Years ago, a close friend remarked, “I don’t like puns.”
I was stunned. Not that there could be someone who doesn’t like puns, but that such a person could be a close friend. I mean, I’m me. Like pretty much everyone who loves language, I can’t help but be aware of the acoustic properties of words. And this will inevitably cause connections in my head between words, which will of course lead to connections between the ideas those words carry with them, and sometimes that connection will take the form of a line of a song (or, god help you all, a poem), or a nice sentence, but very often it will take the form of a pun. This word sounds like that word, and here is how their subject matter can connect. What I mean is, on a certain level, I cannot help but be aware of word play, and when one comes to mind that passes my not-terribly-high standards of humor, I’m inclined to let it out. Therefore, I was amazed that someone could actually like me but not like puns.

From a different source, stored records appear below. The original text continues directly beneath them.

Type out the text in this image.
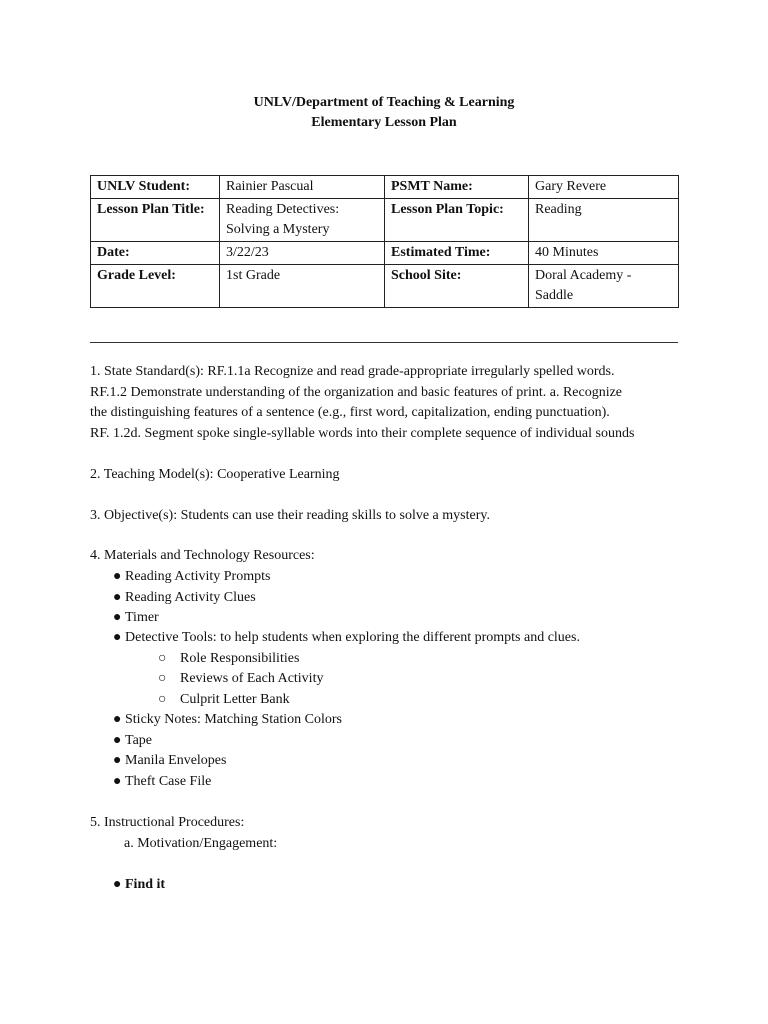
UNLV/Department of Teaching & Learning
Elementary Lesson Plan
UNLV Student:	Rainier Pascual	PSMT Name:	Gary Revere
Lesson Plan Title:	Reading Detectives: Solving a Mystery	Lesson Plan Topic:	Reading
Date:	3/22/23	Estimated Time:	40 Minutes
Grade Level:	1st Grade	School Site:	Doral Academy - Saddle
1. State Standard(s): RF.1.1a Recognize and read grade-appropriate irregularly spelled words.
RF.1.2 Demonstrate understanding of the organization and basic features of print. a. Recognize
the distinguishing features of a sentence (e.g., first word, capitalization, ending punctuation).
RF. 1.2d. Segment spoke single-syllable words into their complete sequence of individual sounds
2. Teaching Model(s): Cooperative Learning
3. Objective(s): Students can use their reading skills to solve a mystery.
4. Materials and Technology Resources:
● Reading Activity Prompts
● Reading Activity Clues
● Timer
● Detective Tools: to help students when exploring the different prompts and clues.
○ Role Responsibilities
○ Reviews of Each Activity
○ Culprit Letter Bank
● Sticky Notes: Matching Station Colors
● Tape
● Manila Envelopes
● Theft Case File
5. Instructional Procedures:
a. Motivation/Engagement:
● Find it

Then she went on, and the proverbial light bulb went on in my head.
“It’s just that sometimes I have conversations with people and it seems like they aren’t interested in what I’m saying, they’re just waiting for the next opportunity to make a pun.”
Oh. Ouch. Yeah.
How can I argue? I’ve not only done it, but I realized, as she spoke, that I’d been irritated by the same thing.
This does not, in my opinion, mean, “stop making puns,” it means, “be aware of the context.” If someone is talking about something that matters to him or her, that is actually important and meaningful, or even a subject that person is interested in and believes you are too, turning it into an opportunity for humor can be rude, disrespectful, hurtful. Of course, it isn’t easy, because sometimes it can be exactly perfect in the sense of breaking the tension in an agreeable way. That’s the thing about interactions with us monkeys: nothing is simple, nothing is easy.
But, anyway, this is something for those of us whose minds work that way to think about.